The kids are alright. And if they’re not, all of our culture-war fuss ‘n’ stuff over sex in schools is not making too much of a difference. Thanks to the inestimable Jonathan Zimmerman, Binghamton University last night enjoyed a mind-blowing discussion of sex education worldwide. Among the many takeaway lessons, Professor Zimmerman argued that culture-war fulminations about sex ed generally have only a very tenuous relationship to what children actually learn about sex.
As the sophisticated and good-looking regular readers of I Love You but You’re Going to Hell (SAGLRROILYBYGTH) are well aware, sex education has long been a lightning rod for controversy in the USA. Liberal activists insist that this is literally a life-and-death matter, with the rise of HIV and unplanned pregnancies. For their part, conservatives have blasted liberal efforts as something akin to child pornography. Or even as a scheme by sex predators to loosen up the victims.
In his talk last night on the scenic campus of Binghamton University, Prof. Zimmerman shared some of his work from his new book, Too Hot to Handle: A Global History of Sex Education. Over the course of the twentieth century, sex education has spread around the world, led in many ways by pioneers in the United States. What people have wanted out of sex ed, and the shape sex ed has taken, have continually been subject to withering debate.

Who’s for it?
Sex ed—and fights over sex ed—have a long history, back to about 1914. But things changed radically with the introduction of HIV. Since that time, everyone involved has agreed that sex ed is a drastic necessity. But there have been bitter disagreements about what sex ed should look like.
Two distinct types of missionary outreach have competed for global influence. On one hand, we have what might be called the “health and autonomy” position. Advocates of this type of sex ed—which, for the record, is generally something your humble editor supports—want children to have maximum information about sex. This might be touchy, but children need to learn how sex works. Perhaps more important, children need to learn to assert control over their own sexuality. Coerced and risky sex are the twin scourges against which effective sex education should be designed to fight.
On the other side, conservatives have preached a moral approach, something we might call the “just say no” school. Around the world, activists have insisted that the best offense in the case of sex is a good defense. If traditional courtship patterns can be preserved, if sex can be something done only within the bounds of a heterosexual marriage, then the blights of disease and exploitation can be eliminated.
From New York to Auckland, Dhaka to Copenhagen, these sorts of culture wars over sex education have raged for a generation. During that time, leaders and organizations have come and gone. Buzzwords and strategies have mutated and metastasized.
One thing that has not changed, according to the good professor, was that the sex education curricula in public schools has not had much direct correlation to the ways young people learn about sex.
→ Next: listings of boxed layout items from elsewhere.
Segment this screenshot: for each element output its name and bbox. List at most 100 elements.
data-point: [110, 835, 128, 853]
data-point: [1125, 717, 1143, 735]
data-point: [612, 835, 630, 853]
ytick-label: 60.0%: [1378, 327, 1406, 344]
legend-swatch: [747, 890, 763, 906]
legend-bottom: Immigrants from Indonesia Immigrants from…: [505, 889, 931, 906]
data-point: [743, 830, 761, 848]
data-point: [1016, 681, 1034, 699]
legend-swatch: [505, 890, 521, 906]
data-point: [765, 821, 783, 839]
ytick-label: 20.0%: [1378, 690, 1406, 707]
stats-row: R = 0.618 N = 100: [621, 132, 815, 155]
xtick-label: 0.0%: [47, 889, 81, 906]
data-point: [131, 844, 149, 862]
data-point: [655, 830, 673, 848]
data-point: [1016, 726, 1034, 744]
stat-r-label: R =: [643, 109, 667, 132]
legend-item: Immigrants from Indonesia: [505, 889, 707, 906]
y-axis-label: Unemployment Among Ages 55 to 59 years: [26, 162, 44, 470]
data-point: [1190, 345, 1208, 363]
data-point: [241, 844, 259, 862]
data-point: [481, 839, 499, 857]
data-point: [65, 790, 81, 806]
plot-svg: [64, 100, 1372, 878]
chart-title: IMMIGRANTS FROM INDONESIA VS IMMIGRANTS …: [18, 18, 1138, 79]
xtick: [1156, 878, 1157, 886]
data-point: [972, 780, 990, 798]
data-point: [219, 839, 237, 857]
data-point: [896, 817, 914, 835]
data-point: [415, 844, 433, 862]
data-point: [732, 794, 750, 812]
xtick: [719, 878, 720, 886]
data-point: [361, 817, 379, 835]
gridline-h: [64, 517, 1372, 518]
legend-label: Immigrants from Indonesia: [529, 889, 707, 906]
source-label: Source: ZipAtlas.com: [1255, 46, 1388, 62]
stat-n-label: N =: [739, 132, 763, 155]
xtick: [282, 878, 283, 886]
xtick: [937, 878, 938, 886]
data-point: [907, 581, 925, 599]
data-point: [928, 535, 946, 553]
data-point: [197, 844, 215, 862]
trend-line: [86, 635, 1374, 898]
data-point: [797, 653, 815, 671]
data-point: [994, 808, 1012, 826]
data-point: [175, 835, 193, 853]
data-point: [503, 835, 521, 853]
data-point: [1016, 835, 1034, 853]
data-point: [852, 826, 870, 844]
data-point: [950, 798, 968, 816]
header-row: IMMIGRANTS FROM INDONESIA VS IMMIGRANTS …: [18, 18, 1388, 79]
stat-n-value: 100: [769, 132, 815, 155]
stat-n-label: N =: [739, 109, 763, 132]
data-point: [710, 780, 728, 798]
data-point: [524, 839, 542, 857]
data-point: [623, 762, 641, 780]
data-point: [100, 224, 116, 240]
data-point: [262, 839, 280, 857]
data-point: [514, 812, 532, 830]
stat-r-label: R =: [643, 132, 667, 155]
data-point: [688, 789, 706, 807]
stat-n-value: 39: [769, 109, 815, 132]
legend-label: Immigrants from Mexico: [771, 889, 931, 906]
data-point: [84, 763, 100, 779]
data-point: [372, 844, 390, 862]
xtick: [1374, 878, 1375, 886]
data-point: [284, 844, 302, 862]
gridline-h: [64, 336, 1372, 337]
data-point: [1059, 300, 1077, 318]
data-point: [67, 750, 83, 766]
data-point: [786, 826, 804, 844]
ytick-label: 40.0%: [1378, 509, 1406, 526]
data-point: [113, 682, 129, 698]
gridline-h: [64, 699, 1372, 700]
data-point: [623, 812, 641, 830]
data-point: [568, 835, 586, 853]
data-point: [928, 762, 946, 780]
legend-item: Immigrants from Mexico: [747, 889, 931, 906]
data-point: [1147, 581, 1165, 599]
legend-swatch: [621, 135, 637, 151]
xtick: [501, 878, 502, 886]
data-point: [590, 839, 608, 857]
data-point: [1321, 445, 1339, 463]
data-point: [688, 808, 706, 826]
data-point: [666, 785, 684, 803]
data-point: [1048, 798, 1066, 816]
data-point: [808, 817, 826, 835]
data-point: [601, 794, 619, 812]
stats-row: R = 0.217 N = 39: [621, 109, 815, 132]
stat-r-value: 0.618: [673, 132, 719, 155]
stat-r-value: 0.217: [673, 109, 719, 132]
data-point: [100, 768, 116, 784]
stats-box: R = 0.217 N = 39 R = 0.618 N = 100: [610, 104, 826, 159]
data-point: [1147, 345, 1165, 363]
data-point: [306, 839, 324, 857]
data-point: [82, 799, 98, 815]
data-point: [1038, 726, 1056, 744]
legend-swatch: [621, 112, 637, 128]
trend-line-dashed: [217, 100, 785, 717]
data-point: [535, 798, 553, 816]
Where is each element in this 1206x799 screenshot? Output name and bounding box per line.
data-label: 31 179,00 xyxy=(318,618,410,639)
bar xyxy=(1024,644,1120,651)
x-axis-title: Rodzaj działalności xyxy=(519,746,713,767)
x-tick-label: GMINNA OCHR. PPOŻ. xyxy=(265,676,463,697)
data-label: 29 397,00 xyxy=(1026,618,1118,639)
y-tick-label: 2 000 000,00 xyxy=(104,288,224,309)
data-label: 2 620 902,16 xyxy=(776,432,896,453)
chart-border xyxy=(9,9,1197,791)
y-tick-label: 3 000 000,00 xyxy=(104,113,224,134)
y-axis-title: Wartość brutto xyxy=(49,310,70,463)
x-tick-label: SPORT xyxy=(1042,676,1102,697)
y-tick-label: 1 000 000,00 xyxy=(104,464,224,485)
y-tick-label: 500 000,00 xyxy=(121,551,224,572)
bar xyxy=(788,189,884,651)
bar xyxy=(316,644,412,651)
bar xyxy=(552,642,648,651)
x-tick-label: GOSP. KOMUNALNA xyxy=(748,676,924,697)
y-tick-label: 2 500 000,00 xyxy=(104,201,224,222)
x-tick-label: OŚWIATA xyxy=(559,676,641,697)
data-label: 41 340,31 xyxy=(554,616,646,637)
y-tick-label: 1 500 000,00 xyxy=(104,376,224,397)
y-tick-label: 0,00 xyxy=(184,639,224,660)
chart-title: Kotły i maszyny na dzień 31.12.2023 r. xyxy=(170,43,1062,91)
First of all, activists tend to debate official curricula, not actual learning. In other words, as with other educational culture-war issues such as evolution and school prayer, adults tend to fight over the official standards for what should be taught in public-school classrooms. In practice, there is a vast and unmeasured distance between official learning standards and real classroom learning.
Also, even if we take official sex-ed curricula as our guide to what kids are learning, in the USA we don’t find much. At most, Professor Zimmerman explained, students in US public schools get about six hours per year of sex education.
It might be no surprise, then, that students don’t learn much about sex in school. Since the 1920s, Professor Zimmerman told us, students have put school near the bottom of their lists of places they learn about sex. Consistently, students respond that they glean about five percent of their knowledge about sex from their classes in school. Five percent! That means that almost all of their sex education takes place outside the classroom walls.
Yet time and again, both sides in our tumultuous sex-ed culture wars have issued dire warnings about the importance of public-school sex-education programs. Do such programs matter? Certainly. But too often, culture-war activists make cataclysmic claims about the positive or negative effects of school programs. And too often, these claims are about building political careers and establishing public profiles, rather than helping kids learn.